Politicians, he said, must challenge people’s unfounded views that such facilities will ruin neighborhoods.
âOnce it’s up and running people say, ‘Yeah, that makes sense,’ but making it work,â is another matter, he said.
Revere is just the latest of Boston’s neighbors to push back on the city’s plans to deal with the opioid crisis.
The reconstruction of the bridge to Long Island, where former mayor Martin J. Walsh promised a campus rehabilitation, looms large in any conversation about Mass. and Cass. But that proposal is complicated by a protracted legal battle with neighboring Quincy, where officials and residents remain staunchly opposed to building a new span.
The bridge was abruptly closed in 2014 because it was deemed unsafe, resulting in the relocation of drug treatment services that had been offered there for a long time. The bridge has since been demolished.

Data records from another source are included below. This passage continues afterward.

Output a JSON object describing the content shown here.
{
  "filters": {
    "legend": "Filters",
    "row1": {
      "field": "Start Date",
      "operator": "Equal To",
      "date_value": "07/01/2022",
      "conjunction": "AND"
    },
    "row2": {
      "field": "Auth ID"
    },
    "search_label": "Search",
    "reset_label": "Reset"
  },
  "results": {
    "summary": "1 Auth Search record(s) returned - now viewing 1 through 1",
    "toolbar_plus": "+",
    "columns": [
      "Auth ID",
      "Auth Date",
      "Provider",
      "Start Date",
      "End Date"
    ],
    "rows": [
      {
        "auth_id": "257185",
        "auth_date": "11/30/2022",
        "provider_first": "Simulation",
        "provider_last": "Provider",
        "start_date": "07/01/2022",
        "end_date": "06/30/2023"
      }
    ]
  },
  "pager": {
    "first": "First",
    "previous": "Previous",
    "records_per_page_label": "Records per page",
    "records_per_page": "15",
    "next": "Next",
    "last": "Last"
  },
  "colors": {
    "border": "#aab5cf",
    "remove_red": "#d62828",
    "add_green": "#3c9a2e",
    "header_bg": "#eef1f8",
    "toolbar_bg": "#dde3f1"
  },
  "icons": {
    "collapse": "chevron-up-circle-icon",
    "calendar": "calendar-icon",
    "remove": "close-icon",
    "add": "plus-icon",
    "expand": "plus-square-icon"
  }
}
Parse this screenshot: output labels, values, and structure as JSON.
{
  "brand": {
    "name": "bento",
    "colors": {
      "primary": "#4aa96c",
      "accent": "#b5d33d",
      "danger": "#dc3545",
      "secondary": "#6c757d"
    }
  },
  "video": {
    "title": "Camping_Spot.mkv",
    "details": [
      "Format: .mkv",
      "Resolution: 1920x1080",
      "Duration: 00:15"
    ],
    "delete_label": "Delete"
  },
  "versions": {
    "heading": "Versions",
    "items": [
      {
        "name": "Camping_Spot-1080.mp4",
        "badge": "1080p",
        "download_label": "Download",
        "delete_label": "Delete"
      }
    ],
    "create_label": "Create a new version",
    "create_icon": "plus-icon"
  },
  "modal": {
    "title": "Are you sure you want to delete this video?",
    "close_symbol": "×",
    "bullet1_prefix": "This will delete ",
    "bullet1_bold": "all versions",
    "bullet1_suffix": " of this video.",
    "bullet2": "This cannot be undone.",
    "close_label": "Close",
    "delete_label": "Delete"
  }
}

Even in Boston, finding new locations to serve the vulnerable populations of Mass. and Cass was difficult. Earlier in the pandemic, temporary accommodation was established at the neighboring Best Western Roundhouse hotel when shelters were overcrowded during a coronavirus wave. But the hotel currently does not host any such accommodation program, with one advocate saying in recent months: âTo say there is no community support is the underestimation of the decade.
Gov. Charlie Baker’s administration did not respond to a request for comment on Tuesday.